La sera, invece, entra nella scuola Diaz, sede di Genoa social forum.Scatta l’operazione che avrebbe dovuto dimostrare che il Gsf era il burattinaio dei black bloc: dopo aver informalmente avvertito la stampa, varie squadre di diverse polizie penetrano nell’edificio - senza mandato della magistratura e in maniera un po’ anarchica, come black bloc di Stato. Non trovano niente di rilevante, la prova della connivenza non c’è, in compenso si scatenano in una vera e propria vendetta contro i manifestanti, puniti per le frustrazioni patite il giorno prima e le devastazioni compiute (da altri) il giorno stesso. Chi ha segnalato che alla Diaz c’era la «centrale dei terroristi»? E come mai poliziotti di grande esperienza come La Barbera e il capo del Servizio centrale operativo della polizia Franco Gratteri si sono lasciati incastrare in una operazione sbagliata, confusa e mal condotta, prima che grondante illegalità?

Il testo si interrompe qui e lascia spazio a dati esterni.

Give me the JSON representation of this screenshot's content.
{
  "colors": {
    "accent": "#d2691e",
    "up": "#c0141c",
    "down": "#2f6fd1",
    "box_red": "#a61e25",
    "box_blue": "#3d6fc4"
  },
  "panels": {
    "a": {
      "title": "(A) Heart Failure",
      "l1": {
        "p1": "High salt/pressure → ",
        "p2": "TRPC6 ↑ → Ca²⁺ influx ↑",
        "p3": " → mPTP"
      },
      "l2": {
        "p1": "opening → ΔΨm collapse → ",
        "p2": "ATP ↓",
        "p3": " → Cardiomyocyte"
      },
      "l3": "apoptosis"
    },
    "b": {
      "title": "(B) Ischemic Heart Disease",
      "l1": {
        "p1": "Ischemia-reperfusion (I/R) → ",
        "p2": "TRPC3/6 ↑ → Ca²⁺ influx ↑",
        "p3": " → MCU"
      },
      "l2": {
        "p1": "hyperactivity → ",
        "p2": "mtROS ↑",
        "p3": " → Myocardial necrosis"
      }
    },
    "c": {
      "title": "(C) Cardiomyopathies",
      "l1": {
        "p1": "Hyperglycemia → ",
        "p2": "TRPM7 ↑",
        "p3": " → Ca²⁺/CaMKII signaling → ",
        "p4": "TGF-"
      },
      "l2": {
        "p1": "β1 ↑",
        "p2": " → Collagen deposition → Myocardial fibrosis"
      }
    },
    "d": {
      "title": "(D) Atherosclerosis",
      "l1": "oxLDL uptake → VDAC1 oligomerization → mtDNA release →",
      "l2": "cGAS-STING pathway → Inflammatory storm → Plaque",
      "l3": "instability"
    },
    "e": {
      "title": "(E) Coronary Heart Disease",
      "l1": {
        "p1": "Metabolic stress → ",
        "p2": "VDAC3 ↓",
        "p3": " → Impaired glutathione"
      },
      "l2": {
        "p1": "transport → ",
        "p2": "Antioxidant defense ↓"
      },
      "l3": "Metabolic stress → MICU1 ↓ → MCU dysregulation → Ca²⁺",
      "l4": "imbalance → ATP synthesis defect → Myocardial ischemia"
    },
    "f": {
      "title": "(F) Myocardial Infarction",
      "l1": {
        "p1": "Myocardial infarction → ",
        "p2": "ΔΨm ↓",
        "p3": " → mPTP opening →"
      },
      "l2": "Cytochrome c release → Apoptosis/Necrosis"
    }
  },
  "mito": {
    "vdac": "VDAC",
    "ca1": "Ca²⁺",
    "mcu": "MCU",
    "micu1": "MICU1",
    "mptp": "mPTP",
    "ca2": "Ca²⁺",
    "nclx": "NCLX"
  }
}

Le vendette continuano, domenica 22 luglio, contro i fermati, picchiati e seviziati nella caserma di Bolzaneto. Anche qui, regna il caos e l’anarchia: come mai qualunque poliziotto, contro ogni regolamento, è lasciato entrare nella caserma, ad aggiungere il suo contributo alle sevizie?

E i politici non hanno colpe
Chiusa (malissimo) la fase «militare», comincia la gestione politica. Crolla subito, davanti alle immagini trasmesse in tutto il mondo e alle proteste di molti Paesi europei, la linea dura di chi sostiene che le polizie non avevano commesso nulla d’illegale. Crolla anche il rifiuto della maggioranza di governo di istituire una commissione parlamentare d’indagine, che viene invece varata. Una commissione d’inchiesta amministrativa della polizia giunge a far saltare, in tempi rapidi, Andreassi, La Barbera e Colucci, mentre la magistratura di Genova lavora a pieno ritmo su otto differenti filoni d’indagine, la maggior parte dei quali riguarda presunti reati commessi dalle polizie.
Curioso destino, quello dei poliziotti finiti sotto accusa per Genova. Sono per lo più, insieme al grande capo Gianni De Gennaro, i protagonisti della più emozionante stagione dell’antimafia degli ultimi decenni, sono quelli che hanno sconfitto la Cosa nostra di Totò Riina e che conoscono bene anche le accuse che alcuni mafiosi pentiti hanno rivolto a Dell’Utri e Berlusconi. Andreassi, che invece ha una storia diversa dal gruppo di De Gennaro, è però indicato dal Velino di Lino Jannuzzi come uomo di Luciano Violante, il «ministro dell’Interno dei Ds».
Giunti ai vertici del Viminale sotto i governi di centrosinistra, ora, sotto un governo di centrodestra, sono allontanati o azzoppati grazie al pasticcio di Genova, senza neppur bisogno di ricorrere a epurazioni ufficiali.
Intanto, nessuna responsabilità viene assunta dai responsabili politici del disastro: l’invisibile Scajola, il fin troppo visibile Fini, il presidente del Consiglio Silvio Berlusconi che a Genova era tutto assorbito da fioriere e panni stesi, il ministro leghista della Giustizia Roberto Castelli, anch’egli presente, per sua stessa ammissione, nella caserma degli orrori di Bolzaneto.
Piccoli e grandi sbirri sono oggi alle prese con la trappola Genova. Con i politici che un po’ attaccano, un po’ coprono, purché non siano messe in discussione la loro responsabilità.